Para los analistas, esta resolución del TJE no deja espacios abiertos para nuevas impugnaciones ni cuestionamientos sobre la legitimidad de los comicios. Lejos de ser una decisión aislada, el fallo se ve como la culminación de un proceso que siguió los cauces institucionales y que ahora obliga a Honduras a pasar de la confrontación electoral a una etapa de responsabilidad política y social.
El analista político Aníbal Cálix sostiene que la resolución del Tribunal cierra un ciclo que ya no admite debate jurídico. A su juicio, el fallo deja claro que las instancias legales fueron agotadas y que insistir en teorías de ilegalidad solo prolonga una polarización que no aporta soluciones.
Otros especialistas coinciden en que el fallo del TJE ratifica la voluntad popular expresada en las urnas el 30 de noviembre. Desde esta óptica, la resolución judicial desmonta los argumentos que hablan de un proceso viciado y confirma que las elecciones se desarrollaron dentro del marco legal.

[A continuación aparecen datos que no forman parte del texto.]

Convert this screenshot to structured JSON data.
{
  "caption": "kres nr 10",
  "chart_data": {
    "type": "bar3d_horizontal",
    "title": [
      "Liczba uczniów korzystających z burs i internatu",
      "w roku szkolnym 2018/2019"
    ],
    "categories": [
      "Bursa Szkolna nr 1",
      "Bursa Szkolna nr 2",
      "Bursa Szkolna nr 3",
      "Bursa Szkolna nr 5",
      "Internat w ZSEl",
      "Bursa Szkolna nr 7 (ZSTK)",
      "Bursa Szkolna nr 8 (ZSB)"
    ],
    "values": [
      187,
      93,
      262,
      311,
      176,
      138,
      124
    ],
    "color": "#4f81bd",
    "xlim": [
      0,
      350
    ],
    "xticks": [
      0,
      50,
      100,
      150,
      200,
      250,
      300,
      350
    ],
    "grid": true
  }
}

Para estos analistas, el respeto a la decisión del Tribunal es clave para fortalecer la institucionalidad democrática y evitar que el conflicto poselectoral se convierta en un obstáculo permanente para el país. El reto ahora se traslada al nuevo gobierno encabezado por Nasry Juan Asfura, quien deberá demostrar madurez institucional y asumir el fallo como un punto de partida para el diálogo y la gestión, no como un nuevo frente de confrontación.
Desde el ámbito social, Osmin Bautista recuerda que el electorado envió un mensaje claro: menos polarización y más resultados. El fallo del TJE, afirma, refuerza esa demanda ciudadana de estabilidad y trabajo conjunto para abordar las prioridades de la población, como el empleo, la educación, la salud y la seguridad.
En definitiva, el proceso electoral en Honduras ha llegado a su fin con el fallo del TJE, que cierra la etapa de impugnaciones y abre paso a una nueva etapa donde la estabilidad institucional deberá traducirse en decisiones y políticas que respondan a las expectativas de la ciudadanía.